Each headset that we test we use daily for at least a week. We record a sample of our voice in Audacity and compare it to previous recordings from other models, then head to Discord to get some feedback from our friends on how we're sounding.
During that week, we aim to test each headset in a number of different game genres—shooters, battle royales, and racing games make for particularly good testing scenarios, since the former tends to test the low-end and reveal muddiness and distortion, while PUBG et al are great for positional audio tracking. Finally, good racing sims feature a very particular mix designed to help you hear brake lock-up and tyres losing traction. It's often in Project CARS 2 where great headsets are separated from merely good.
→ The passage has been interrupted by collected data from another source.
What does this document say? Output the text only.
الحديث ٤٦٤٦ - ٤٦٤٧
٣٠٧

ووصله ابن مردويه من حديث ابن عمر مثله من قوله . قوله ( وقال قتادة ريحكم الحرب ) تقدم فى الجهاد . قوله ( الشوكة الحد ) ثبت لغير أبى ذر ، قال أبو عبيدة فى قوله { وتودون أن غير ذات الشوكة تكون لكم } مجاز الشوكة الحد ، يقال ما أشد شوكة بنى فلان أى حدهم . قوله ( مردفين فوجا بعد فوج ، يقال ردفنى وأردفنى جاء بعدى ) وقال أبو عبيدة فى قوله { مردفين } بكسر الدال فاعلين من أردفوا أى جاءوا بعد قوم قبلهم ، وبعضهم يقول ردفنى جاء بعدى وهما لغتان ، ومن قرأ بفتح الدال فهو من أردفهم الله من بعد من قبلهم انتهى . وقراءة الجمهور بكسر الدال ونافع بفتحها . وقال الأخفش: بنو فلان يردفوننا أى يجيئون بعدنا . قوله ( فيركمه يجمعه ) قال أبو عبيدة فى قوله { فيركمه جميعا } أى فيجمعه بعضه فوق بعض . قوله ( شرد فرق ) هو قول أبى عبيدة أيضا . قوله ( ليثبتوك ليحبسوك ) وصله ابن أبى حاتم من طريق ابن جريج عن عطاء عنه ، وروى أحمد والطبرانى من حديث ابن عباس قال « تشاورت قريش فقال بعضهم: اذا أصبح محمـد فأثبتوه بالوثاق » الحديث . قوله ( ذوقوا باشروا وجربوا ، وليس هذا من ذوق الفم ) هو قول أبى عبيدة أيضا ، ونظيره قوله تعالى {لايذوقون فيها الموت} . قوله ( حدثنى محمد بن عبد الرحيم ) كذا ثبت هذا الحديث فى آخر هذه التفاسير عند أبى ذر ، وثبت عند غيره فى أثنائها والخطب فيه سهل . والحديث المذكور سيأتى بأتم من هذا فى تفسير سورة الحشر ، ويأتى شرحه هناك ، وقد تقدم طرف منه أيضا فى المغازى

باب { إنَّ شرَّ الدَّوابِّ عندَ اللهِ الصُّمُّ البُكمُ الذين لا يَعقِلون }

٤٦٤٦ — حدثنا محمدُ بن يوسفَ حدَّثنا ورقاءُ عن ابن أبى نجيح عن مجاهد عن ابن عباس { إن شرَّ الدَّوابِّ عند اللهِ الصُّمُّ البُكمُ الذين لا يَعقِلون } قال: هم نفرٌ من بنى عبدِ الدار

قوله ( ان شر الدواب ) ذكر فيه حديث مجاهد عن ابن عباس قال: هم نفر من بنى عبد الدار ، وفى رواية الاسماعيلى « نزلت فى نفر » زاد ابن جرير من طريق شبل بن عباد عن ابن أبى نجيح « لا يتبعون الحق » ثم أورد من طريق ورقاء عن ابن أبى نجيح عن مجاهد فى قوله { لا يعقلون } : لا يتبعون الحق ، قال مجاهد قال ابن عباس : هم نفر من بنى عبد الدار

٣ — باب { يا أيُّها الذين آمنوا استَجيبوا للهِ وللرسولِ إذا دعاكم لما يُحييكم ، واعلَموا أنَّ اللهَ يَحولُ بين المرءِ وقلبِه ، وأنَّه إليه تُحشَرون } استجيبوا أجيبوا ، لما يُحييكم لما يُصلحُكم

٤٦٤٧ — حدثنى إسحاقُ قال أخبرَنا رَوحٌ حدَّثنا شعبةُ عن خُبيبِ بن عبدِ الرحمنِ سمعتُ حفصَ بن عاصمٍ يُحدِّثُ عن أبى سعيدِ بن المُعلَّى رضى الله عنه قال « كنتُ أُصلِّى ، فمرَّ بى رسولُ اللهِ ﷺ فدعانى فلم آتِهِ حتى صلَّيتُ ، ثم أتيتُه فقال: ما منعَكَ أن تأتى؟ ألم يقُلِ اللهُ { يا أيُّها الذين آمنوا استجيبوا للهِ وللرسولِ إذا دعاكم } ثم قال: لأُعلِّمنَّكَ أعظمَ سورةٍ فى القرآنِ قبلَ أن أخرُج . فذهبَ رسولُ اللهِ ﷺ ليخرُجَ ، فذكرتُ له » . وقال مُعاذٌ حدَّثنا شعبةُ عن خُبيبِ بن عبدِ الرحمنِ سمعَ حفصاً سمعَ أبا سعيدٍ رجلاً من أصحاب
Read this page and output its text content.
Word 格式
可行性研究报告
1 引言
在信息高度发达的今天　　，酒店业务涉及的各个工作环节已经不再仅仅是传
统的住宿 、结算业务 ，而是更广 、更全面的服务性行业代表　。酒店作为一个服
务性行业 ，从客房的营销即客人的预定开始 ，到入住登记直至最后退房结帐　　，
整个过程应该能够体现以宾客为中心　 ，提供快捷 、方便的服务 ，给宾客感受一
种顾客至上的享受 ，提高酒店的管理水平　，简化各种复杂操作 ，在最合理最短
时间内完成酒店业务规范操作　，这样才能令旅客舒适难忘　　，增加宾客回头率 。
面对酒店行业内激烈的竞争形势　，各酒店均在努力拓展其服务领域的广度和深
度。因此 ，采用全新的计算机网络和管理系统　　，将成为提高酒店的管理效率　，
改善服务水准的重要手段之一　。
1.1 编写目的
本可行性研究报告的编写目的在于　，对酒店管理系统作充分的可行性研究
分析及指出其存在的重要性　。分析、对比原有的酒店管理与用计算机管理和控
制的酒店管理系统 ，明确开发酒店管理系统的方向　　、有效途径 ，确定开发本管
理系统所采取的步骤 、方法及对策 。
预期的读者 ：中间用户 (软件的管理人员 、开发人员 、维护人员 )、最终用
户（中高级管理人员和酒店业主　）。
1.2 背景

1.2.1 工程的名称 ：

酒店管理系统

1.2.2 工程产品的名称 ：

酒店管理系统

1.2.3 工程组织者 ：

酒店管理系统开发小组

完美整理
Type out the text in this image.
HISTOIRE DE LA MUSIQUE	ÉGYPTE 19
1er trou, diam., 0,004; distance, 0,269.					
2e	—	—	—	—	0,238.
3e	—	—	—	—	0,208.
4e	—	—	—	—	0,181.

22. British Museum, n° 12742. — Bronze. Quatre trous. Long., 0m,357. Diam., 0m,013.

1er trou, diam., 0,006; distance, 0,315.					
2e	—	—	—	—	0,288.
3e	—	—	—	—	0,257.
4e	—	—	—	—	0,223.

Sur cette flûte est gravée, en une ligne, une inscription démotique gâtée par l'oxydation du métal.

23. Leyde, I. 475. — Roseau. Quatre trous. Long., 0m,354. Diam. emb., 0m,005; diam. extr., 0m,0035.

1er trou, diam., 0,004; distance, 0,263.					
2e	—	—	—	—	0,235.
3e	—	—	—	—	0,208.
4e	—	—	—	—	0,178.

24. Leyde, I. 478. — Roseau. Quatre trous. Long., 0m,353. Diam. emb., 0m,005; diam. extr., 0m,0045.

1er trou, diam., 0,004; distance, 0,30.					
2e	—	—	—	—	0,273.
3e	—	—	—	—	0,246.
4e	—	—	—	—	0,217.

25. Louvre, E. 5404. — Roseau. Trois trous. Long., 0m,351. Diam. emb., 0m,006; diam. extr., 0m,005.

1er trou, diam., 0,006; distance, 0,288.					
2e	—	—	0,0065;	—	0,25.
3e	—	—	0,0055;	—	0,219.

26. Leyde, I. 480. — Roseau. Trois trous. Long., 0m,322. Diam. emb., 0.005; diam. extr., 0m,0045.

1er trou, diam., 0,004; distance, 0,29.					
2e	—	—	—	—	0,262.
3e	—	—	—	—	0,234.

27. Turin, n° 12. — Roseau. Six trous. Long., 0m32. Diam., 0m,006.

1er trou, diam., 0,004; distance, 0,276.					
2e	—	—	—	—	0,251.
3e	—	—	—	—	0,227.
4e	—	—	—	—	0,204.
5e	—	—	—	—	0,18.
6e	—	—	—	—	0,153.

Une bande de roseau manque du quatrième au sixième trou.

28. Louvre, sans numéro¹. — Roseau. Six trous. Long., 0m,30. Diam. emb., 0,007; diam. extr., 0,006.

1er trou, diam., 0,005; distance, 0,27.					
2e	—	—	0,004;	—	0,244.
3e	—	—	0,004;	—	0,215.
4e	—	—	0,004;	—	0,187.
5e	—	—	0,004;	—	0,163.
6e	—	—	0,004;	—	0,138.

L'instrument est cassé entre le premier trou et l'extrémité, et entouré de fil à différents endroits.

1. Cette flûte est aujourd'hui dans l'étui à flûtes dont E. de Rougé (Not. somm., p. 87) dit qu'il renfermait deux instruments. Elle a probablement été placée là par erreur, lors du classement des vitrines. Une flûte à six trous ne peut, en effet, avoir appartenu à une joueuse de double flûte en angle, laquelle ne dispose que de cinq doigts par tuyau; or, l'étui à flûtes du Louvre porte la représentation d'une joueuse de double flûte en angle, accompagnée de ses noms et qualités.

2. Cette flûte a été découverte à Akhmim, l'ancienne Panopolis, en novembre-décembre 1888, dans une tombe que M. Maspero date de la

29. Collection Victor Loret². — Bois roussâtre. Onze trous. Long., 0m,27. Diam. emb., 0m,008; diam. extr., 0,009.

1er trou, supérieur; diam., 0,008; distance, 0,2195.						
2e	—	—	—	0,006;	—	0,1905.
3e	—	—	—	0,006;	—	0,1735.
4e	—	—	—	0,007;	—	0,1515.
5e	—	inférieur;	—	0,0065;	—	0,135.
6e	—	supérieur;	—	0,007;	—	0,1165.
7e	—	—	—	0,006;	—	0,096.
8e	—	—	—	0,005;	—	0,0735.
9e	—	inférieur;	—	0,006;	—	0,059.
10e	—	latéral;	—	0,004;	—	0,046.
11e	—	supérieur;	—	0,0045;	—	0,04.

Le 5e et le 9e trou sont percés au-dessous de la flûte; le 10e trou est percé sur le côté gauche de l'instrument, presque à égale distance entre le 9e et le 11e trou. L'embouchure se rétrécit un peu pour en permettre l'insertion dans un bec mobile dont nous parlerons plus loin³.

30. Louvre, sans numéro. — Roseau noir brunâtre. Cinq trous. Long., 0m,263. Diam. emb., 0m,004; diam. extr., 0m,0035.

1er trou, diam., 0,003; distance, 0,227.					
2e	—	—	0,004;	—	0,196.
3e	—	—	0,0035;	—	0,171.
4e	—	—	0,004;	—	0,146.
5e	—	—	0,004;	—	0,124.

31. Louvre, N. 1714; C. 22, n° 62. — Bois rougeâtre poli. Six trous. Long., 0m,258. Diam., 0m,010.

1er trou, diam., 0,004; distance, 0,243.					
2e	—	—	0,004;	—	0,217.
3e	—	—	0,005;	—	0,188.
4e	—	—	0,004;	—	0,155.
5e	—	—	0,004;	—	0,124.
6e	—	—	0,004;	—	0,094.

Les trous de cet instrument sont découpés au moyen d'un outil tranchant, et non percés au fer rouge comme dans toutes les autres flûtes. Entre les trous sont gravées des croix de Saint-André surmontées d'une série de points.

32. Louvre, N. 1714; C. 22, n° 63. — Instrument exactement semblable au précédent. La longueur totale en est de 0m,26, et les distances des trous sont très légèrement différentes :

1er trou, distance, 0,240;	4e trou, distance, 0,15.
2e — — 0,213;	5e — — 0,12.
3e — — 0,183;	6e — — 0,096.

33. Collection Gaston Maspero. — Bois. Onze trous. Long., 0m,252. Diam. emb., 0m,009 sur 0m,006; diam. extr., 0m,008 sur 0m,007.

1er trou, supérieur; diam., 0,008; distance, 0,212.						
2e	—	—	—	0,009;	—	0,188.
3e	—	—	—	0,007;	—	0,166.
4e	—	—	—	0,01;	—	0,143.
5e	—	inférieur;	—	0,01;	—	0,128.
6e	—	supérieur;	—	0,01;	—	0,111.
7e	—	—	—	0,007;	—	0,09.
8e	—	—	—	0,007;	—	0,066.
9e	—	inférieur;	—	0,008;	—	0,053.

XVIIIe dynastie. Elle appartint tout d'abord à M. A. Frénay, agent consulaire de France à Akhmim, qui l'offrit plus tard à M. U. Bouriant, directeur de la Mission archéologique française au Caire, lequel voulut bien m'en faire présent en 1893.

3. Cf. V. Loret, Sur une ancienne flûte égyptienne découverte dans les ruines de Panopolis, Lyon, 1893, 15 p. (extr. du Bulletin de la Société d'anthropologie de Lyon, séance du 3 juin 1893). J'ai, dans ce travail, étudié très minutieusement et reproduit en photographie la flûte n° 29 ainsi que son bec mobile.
It's not just about gaming, though: we wear the headsets while we work, listen to music, watch distracting YouTube videos people send us, and everything else that crops up while we're at our desk. Finally, we compare a few lossless music tracks by listening through our BeyerDynamic DT770s and then the test sample. The 770s have a really flat EQ that makes them great for music production and critical listening applications—hearing another headset immediately after them really brings EQ peaks and dips into focus.